Kreis Düren/Oberzier: Ihre Vision überzeugt die Delegierten

Kreis Düren/Oberzier: Ihre Vision überzeugt die Delegierten

Dass Dr. Patricia Peill im kommenden Mai im Landtagswahkreis Düren I als Nachfolgerin des freiwillig ausscheidenden Josef Wirtz für die CDU antreten würde, stand praktisch schon vor dem Nominierungsversammlung am Dienstagabend in Oberzier fest.

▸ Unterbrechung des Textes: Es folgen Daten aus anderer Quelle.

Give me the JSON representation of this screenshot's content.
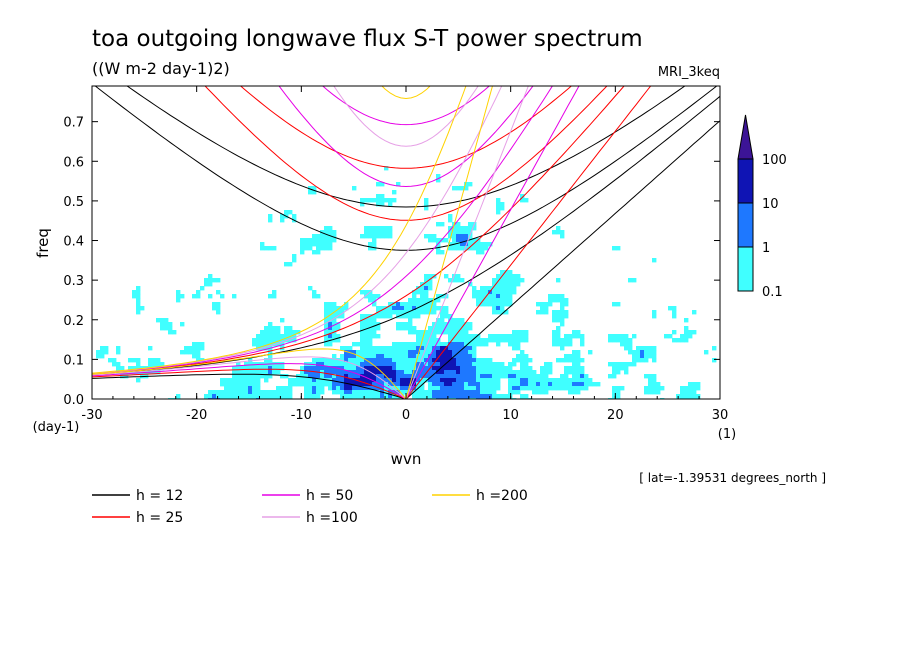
{
  "chart_data": {
    "type": "heatmap",
    "title": "toa outgoing longwave flux S-T power spectrum",
    "subtitle": "((W m-2 day-1)2)",
    "model_label": "MRI_3keq",
    "xlabel": "wvn",
    "ylabel": "freq",
    "x_unit": "(1)",
    "y_unit": "(day-1)",
    "xlim": [
      -30,
      30
    ],
    "ylim": [
      0,
      0.79
    ],
    "x_ticks": [
      -30,
      -20,
      -10,
      0,
      10,
      20,
      30
    ],
    "y_ticks": [
      0.0,
      0.1,
      0.2,
      0.3,
      0.4,
      0.5,
      0.6,
      0.7
    ],
    "x_tick_labels": [
      "-30",
      "-20",
      "-10",
      "0",
      "10",
      "20",
      "30"
    ],
    "y_tick_labels": [
      "0.0",
      "0.1",
      "0.2",
      "0.3",
      "0.4",
      "0.5",
      "0.6",
      "0.7"
    ],
    "latitude_note": "[ lat=-1.39531 degrees_north ]",
    "colorbar": {
      "levels": [
        "0.1",
        "1",
        "10",
        "100"
      ],
      "colors": [
        "#40ffff",
        "#1e78ff",
        "#0f14b4",
        "#3c1496"
      ]
    },
    "dispersion_curves": [
      {
        "name": "h = 12",
        "h": 12,
        "color": "#000000"
      },
      {
        "name": "h = 25",
        "h": 25,
        "color": "#ff0000"
      },
      {
        "name": "h = 50",
        "h": 50,
        "color": "#e600e6"
      },
      {
        "name": "h =100",
        "h": 100,
        "color": "#e6a0e6"
      },
      {
        "name": "h =200",
        "h": 200,
        "color": "#ffd200"
      }
    ]
  }
}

Spätestens als sich die Nordkreis-CDU in der vergangenen Woche geschlossen hinter die Diplom-Betriebswirtin aus Nörvenich stellte und auf die Nominierung eines eigenen Bewerbers — im Raum stand der Jülicher Heinz-Peter Braumüller — verzichtete, waren letzte Zweifel ausgeräumt. Dass auf der Versammlung selbst noch ein Kandidat seinen Hut in den Ring werfen würde, war ohnehin unwahrscheinlich und trat auch nicht ein. Und so konnten sich die 61 Delegierten aus Aldenhoven, Inden, Jülich, Langerwehe, Linnich, Merzenich, Niederzier, Nörvenich, Titz und Vettweiß nur für oder gegen die 53-Jährige entscheiden, die am Ende nur vier Delegierte nicht überzeugen konnte und mit 93,4 Prozent der Stimmen nominiert wurde.

Der Weg in den Landtag aber ist damit noch nicht geebnet. „Mir ist klar, dass ich den Wahlkreis direkt gewinnen muss“, betont Patricia Peill. Hoffnungen auf einen ähnlich guten Listenplatz wie ihr Vorgänger Josef Wirtz macht sie sich nicht, auch wenn die stellvertretende CDU-Kreisvorsitzende und Nörvenicher Gemeindeverbandsvorsitzende in den Reihen der Frauenunion Bezirksvorsitzende und Beisitzerin im Bundesvorstand ist. Deshalb will sie im kommenden Jahr alles daran setzen, mit den Menschen vor Ort in Kontakt zu kommen. Sie appellierte an die Stadt- und Gemeindeverbände, sie zu ihren Veranstaltungen einzuladen. „Ich komme gerne, auch zu einem Kaffee.“

Ihr Wahlkampfbüro und „hoffentlich später auch mein Wahlkreisbüro“ will die Nörvenicherin in Jülich einrichten. Auch diese Ankündigung dürfte ihr im Nordkreis Sympathien gebracht haben. „Ich werde alles alles dafür tun, dass sich die Kommunen auf beiden Seiten der Autobahn von mir gut vertreten fühlen“, kündigte die gebürtige Bayerin an. Sie will sich für eine bessere finanzielle Ausstattung der ländlichen Kommunen einsetzen, für das Gelingen des Strukturwandels in der Tagebauregion mit der Schaffung Tausender neuer Arbeitsplätze und beim Thema „Innere Sicherheit“ für eine bessere personelle Ausstattung der Polizei.

Und sie hat eine Vision: „In 2040 wünsche ich mir, dass alle Kinder hier bei uns im Kreis zur Schule gehen können und einen Ausbildungsplatz finden; hier eine Familie gründen können, weil sie einen wohnortnahen Arbeitsplatz gefunden haben, und in der heimischen Umgebung alt werden können.“ Worte, die die Delegierten überzeugten.